ContractorUK, is a British news and community website for independent contractors in the UK. It has been online since 1999, since the early days of IR35 and the initial inflation of the dot-com bubble.

The website is home to the UK's IT contracting community, with over 690,000 visits per month. It provides independent editorial on contracting as well as calculators, market rates, and contract jobs.

== History ==
The website was launched in 1999 and is operated by Rocky-Messissi Limited.

== Tax and legislation issues ==
ContractorUK reports on a wide range of issues that face contractors.

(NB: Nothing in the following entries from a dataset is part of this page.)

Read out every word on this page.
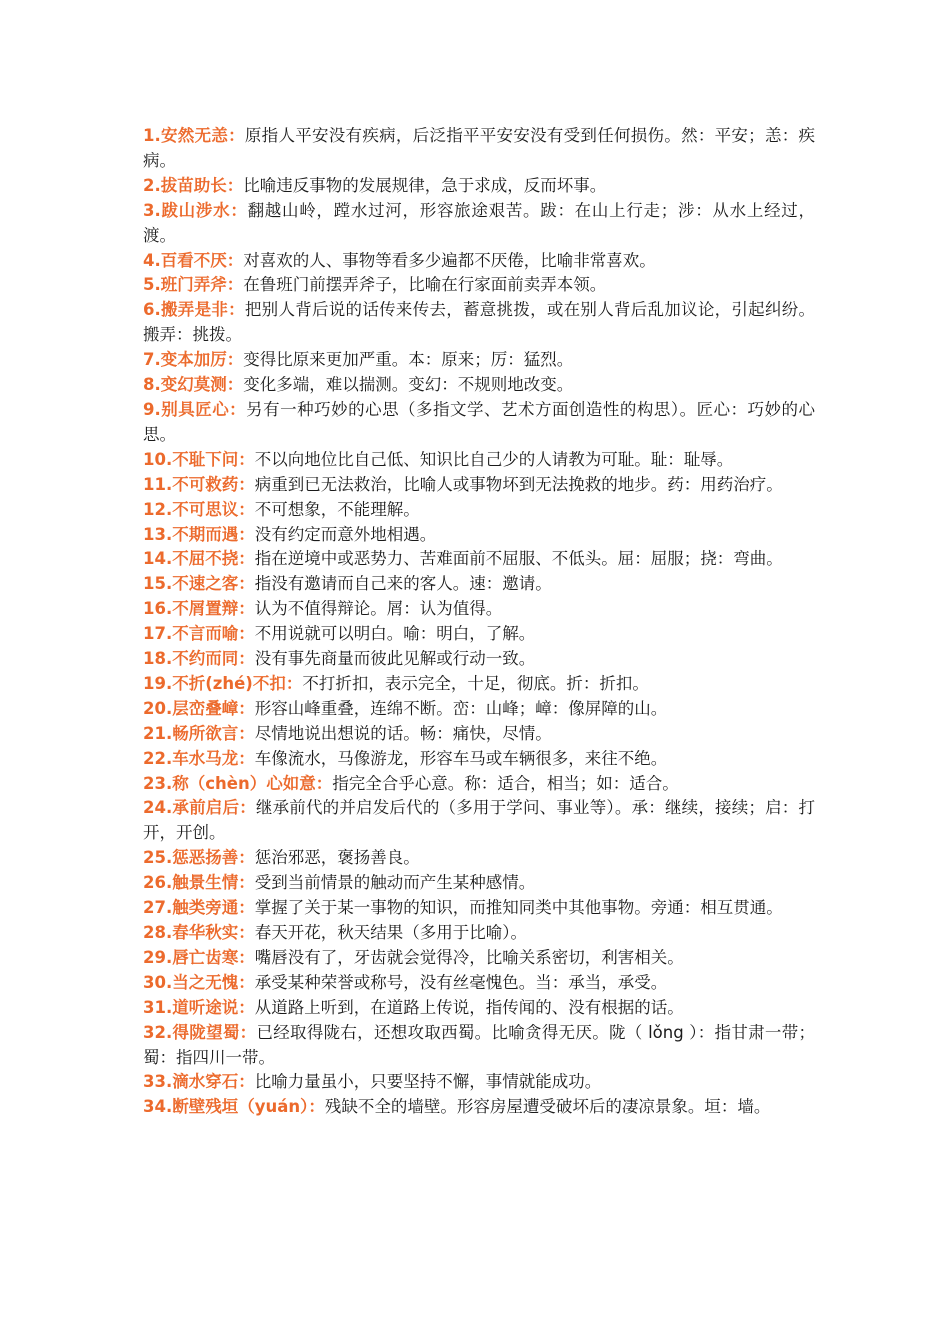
1.安然无恙：原指人平安没有疾病，后泛指平平安安没有受到任何损伤。然：平安；恙：疾病。

2.拔苗助长：比喻违反事物的发展规律，急于求成，反而坏事。

3.跋山涉水：翻越山岭，蹚水过河，形容旅途艰苦。跋：在山上行走；涉：从水上经过，渡。

4.百看不厌：对喜欢的人、事物等看多少遍都不厌倦，比喻非常喜欢。

5.班门弄斧：在鲁班门前摆弄斧子，比喻在行家面前卖弄本领。

6.搬弄是非：把别人背后说的话传来传去，蓄意挑拨，或在别人背后乱加议论，引起纠纷。搬弄：挑拨。

7.变本加厉：变得比原来更加严重。本：原来；厉：猛烈。

8.变幻莫测：变化多端，难以揣测。变幻：不规则地改变。

9.别具匠心：另有一种巧妙的心思（多指文学、艺术方面创造性的构思）。匠心：巧妙的心思。

10.不耻下问：不以向地位比自己低、知识比自己少的人请教为可耻。耻：耻辱。

11.不可救药：病重到已无法救治，比喻人或事物坏到无法挽救的地步。药：用药治疗。

12.不可思议：不可想象，不能理解。

13.不期而遇：没有约定而意外地相遇。

14.不屈不挠：指在逆境中或恶势力、苦难面前不屈服、不低头。屈：屈服；挠：弯曲。

15.不速之客：指没有邀请而自己来的客人。速：邀请。

16.不屑置辩：认为不值得辩论。屑：认为值得。

17.不言而喻：不用说就可以明白。喻：明白，了解。

18.不约而同：没有事先商量而彼此见解或行动一致。

19.不折(zhé)不扣：不打折扣，表示完全，十足，彻底。折：折扣。

20.层峦叠嶂：形容山峰重叠，连绵不断。峦：山峰；嶂：像屏障的山。

21.畅所欲言：尽情地说出想说的话。畅：痛快，尽情。

22.车水马龙：车像流水，马像游龙，形容车马或车辆很多，来往不绝。

23.称（chèn）心如意：指完全合乎心意。称：适合，相当；如：适合。

24.承前启后：继承前代的并启发后代的（多用于学问、事业等）。承：继续，接续；启：打开，开创。

25.惩恶扬善：惩治邪恶，褒扬善良。

26.触景生情：受到当前情景的触动而产生某种感情。

27.触类旁通：掌握了关于某一事物的知识，而推知同类中其他事物。旁通：相互贯通。

28.春华秋实：春天开花，秋天结果（多用于比喻）。

29.唇亡齿寒：嘴唇没有了，牙齿就会觉得冷，比喻关系密切，利害相关。

30.当之无愧：承受某种荣誉或称号，没有丝毫愧色。当：承当，承受。

31.道听途说：从道路上听到，在道路上传说，指传闻的、没有根据的话。

32.得陇望蜀：已经取得陇右，还想攻取西蜀。比喻贪得无厌。陇（ lǒng ）：指甘肃一带；蜀：指四川一带。

33.滴水穿石：比喻力量虽小，只要坚持不懈，事情就能成功。

34.断壁残垣（yuán）：残缺不全的墙壁。形容房屋遭受破坏后的凄凉景象。垣：墙。
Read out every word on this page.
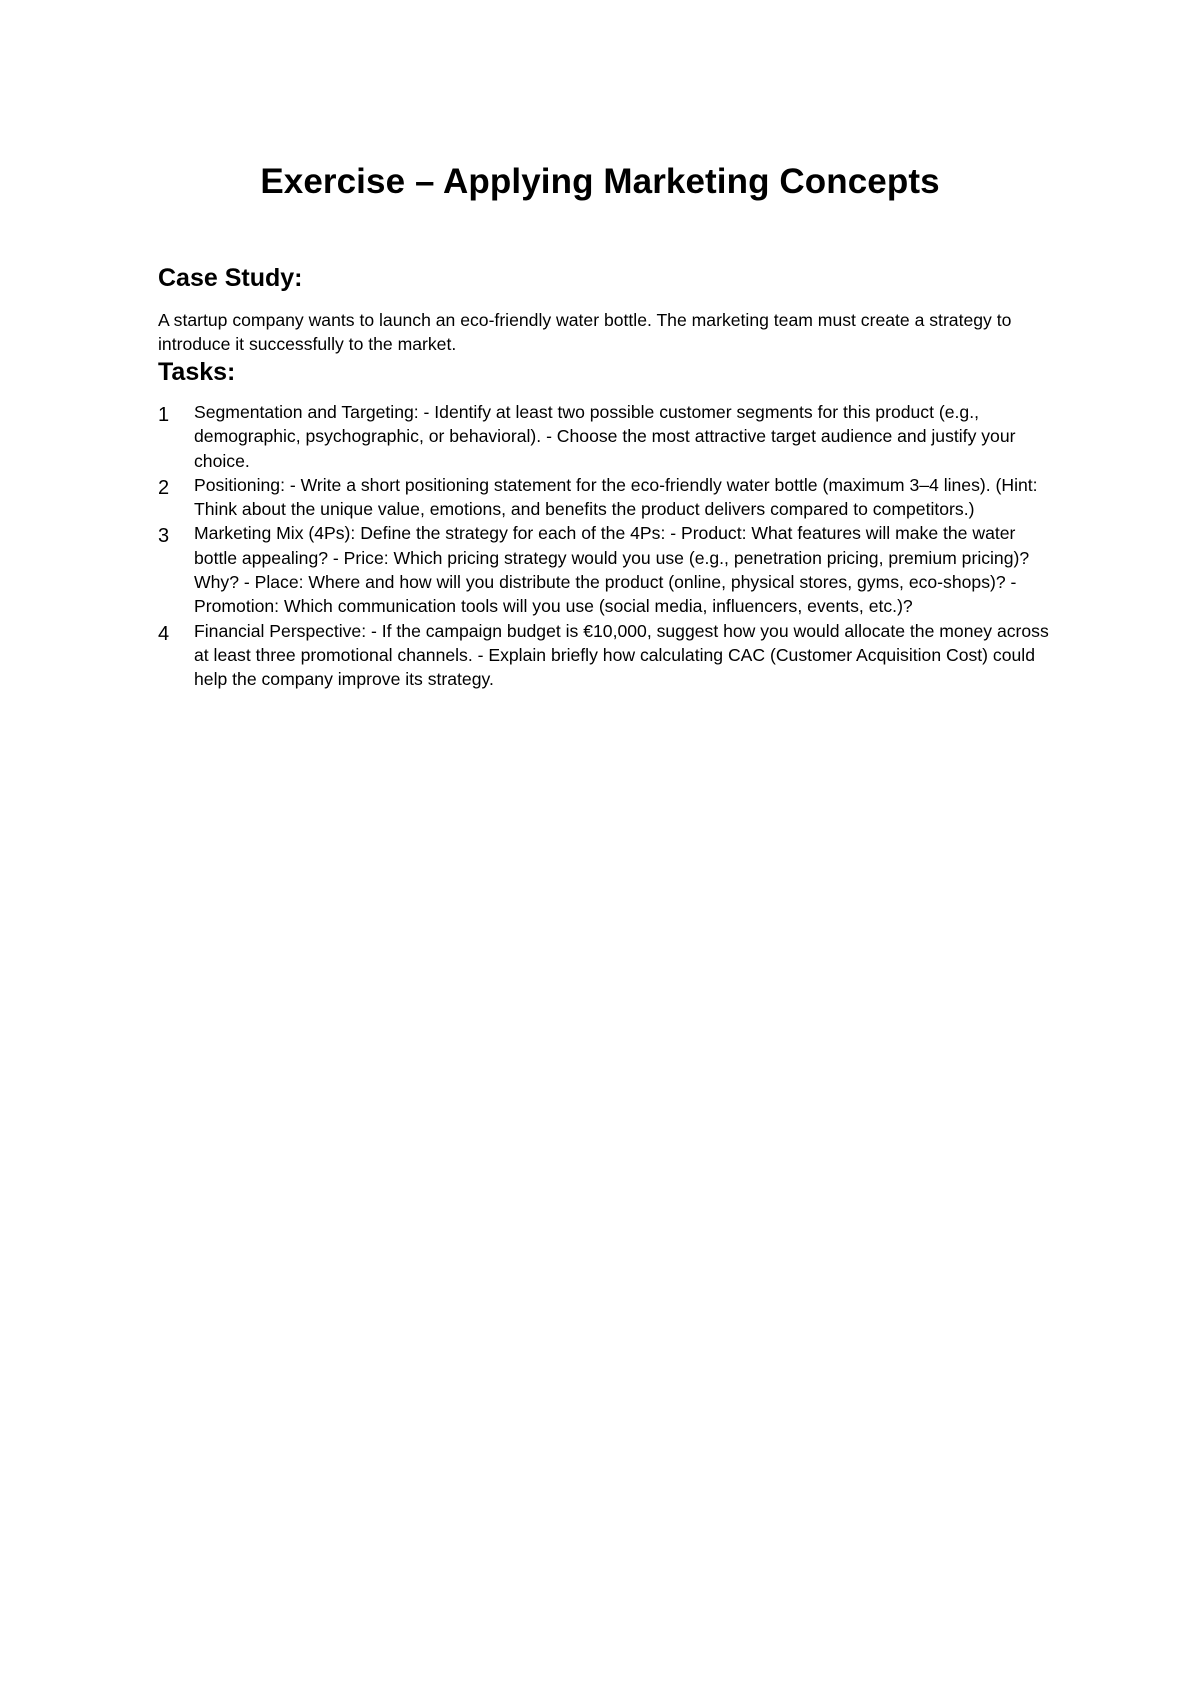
Exercise – Applying Marketing Concepts
Case Study:

A startup company wants to launch an eco-friendly water bottle. The marketing team must create a strategy to introduce it successfully to the market.

Tasks:
1	Segmentation and Targeting: - Identify at least two possible customer segments for this product (e.g., demographic, psychographic, or behavioral). - Choose the most attractive target audience and justify your choice.
2	Positioning: - Write a short positioning statement for the eco-friendly water bottle (maximum 3–4 lines). (Hint: Think about the unique value, emotions, and benefits the product delivers compared to competitors.)
3	Marketing Mix (4Ps): Define the strategy for each of the 4Ps: - Product: What features will make the water bottle appealing? - Price: Which pricing strategy would you use (e.g., penetration pricing, premium pricing)? Why? - Place: Where and how will you distribute the product (online, physical stores, gyms, eco-shops)? - Promotion: Which communication tools will you use (social media, influencers, events, etc.)?
4	Financial Perspective: - If the campaign budget is €10,000, suggest how you would allocate the money across at least three promotional channels. - Explain briefly how calculating CAC (Customer Acquisition Cost) could help the company improve its strategy.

This includes changes made by HMRC as well as the introduction of new and changes to existing tax legislation.

It has covered the most pressing issues in the contracting industry such as IR35, EBTs and BN66. It has also reported on the Budget, Autumn Statement and the Finance Bill, and how they will affect contractors. This includes the new legislation which will restrict tax relief for travel and subsistence for workers engaged through an employment intermediary, such as an umbrella company or a personal service company.

ContractorUK has covered news on the Personal Service Companies Committee, including a speech made by Baroness Noakes in the House of Lords in which she referenced ContractorUK.

== Campaigns ==
The ContractorUK Forum provides space in the forums, for the No To Retro Tax (NTRT) campaign group, who aim to overturn the retrospective tax legislation introduced in Section 58 of the UK Finance Act 2008.

== Forum ==
The site has a forum, with over 2 million posts, to discuss matters related to contracting (including umbrella companies, recruitment agencies, contracts, tax etc.), as well as areas for general chat. Here contractors are able to receive unbiased advice from other contractors. The forum also includes an ineffective swear filter.